Comprehensive isotopomer analysis of glutamate and aspartate in small tissue samples

Stable isotopes are powerful tools to assess metabolism. 13C labeling is detected using nuclear magnetic resonance spectroscopy (NMRS) or mass spectrometry (MS). MS has excellent sensitivity but generally cannot discriminate among different 13C positions (isotopomers), whereas NMRS is less sensitive but reports some isotopomers. Here, we develop an MS method that reports all 16 aspartate and 32 glutamate isotopomers while requiring 1% of the sample used for NMRS. This method discriminates between pathways that result in the same number of 13C labels in aspartate and glutamate, providing enhanced specificity over conventional MS. We demonstrate regional metabolic heterogeneity within human tumors, document the impact of fumarate hydratase deficiency in human renal cancers, and investigate the contributions of TCA cycle turnover and CO2 recycling to isotope labeling in vivo.
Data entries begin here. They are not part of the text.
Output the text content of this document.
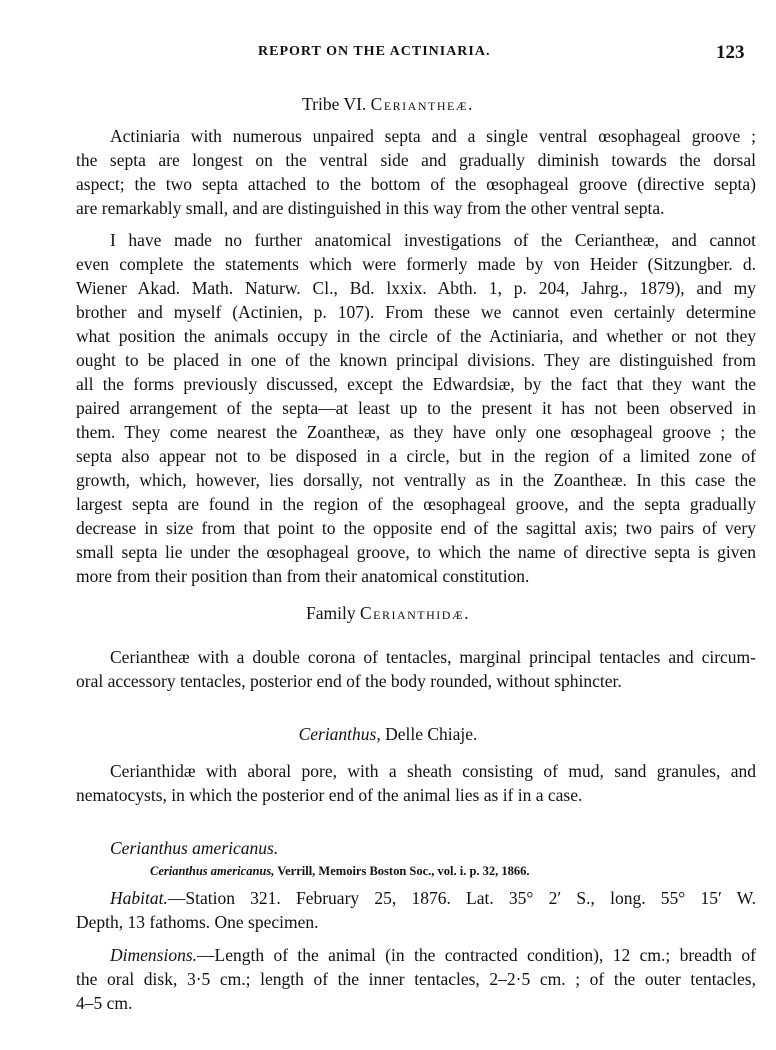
REPORT ON THE ACTINIARIA.	123
Tribe VI. Ceriantheæ.
Actiniaria with numerous unpaired septa and a single ventral œsophageal groove ;
the septa are longest on the ventral side and gradually diminish towards the dorsal
aspect; the two septa attached to the bottom of the œsophageal groove (directive septa)
are remarkably small, and are distinguished in this way from the other ventral septa.
I have made no further anatomical investigations of the Ceriantheæ, and cannot
even complete the statements which were formerly made by von Heider (Sitzungber. d.
Wiener Akad. Math. Naturw. Cl., Bd. lxxix. Abth. 1, p. 204, Jahrg., 1879), and my
brother and myself (Actinien, p. 107). From these we cannot even certainly determine
what position the animals occupy in the circle of the Actiniaria, and whether or not they
ought to be placed in one of the known principal divisions. They are distinguished from
all the forms previously discussed, except the Edwardsiæ, by the fact that they want the
paired arrangement of the septa—at least up to the present it has not been observed in
them. They come nearest the Zoantheæ, as they have only one œsophageal groove ; the
septa also appear not to be disposed in a circle, but in the region of a limited zone of
growth, which, however, lies dorsally, not ventrally as in the Zoantheæ. In this case the
largest septa are found in the region of the œsophageal groove, and the septa gradually
decrease in size from that point to the opposite end of the sagittal axis; two pairs of very
small septa lie under the œsophageal groove, to which the name of directive septa is given
more from their position than from their anatomical constitution.
Family Cerianthidæ.
Ceriantheæ with a double corona of tentacles, marginal principal tentacles and circum-
oral accessory tentacles, posterior end of the body rounded, without sphincter.
Cerianthus, Delle Chiaje.
Cerianthidæ with aboral pore, with a sheath consisting of mud, sand granules, and
nematocysts, in which the posterior end of the animal lies as if in a case.
Cerianthus americanus.
Cerianthus americanus, Verrill, Memoirs Boston Soc., vol. i. p. 32, 1866.
Habitat.—Station 321. February 25, 1876. Lat. 35° 2′ S., long. 55° 15′ W.
Depth, 13 fathoms. One specimen.
Dimensions.—Length of the animal (in the contracted condition), 12 cm.; breadth of
the oral disk, 3·5 cm.; length of the inner tentacles, 2–2·5 cm. ; of the outer tentacles,
4–5 cm.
This method can accompany NMRS or standard MS to provide outstanding sensitivity in isotope labeling experiments, particularly in vivo. ### Competing Interest Statement R.J.D. is a founder and advisor at Atavistik Bio, and serves on the Scientific Advisory Boards of Agios Pharmaceuticals, Vida Ventures, Droia Ventures and Nirogy Therapeutics. F.C. also works at the National Glycoengineering Research Center at Shandong University.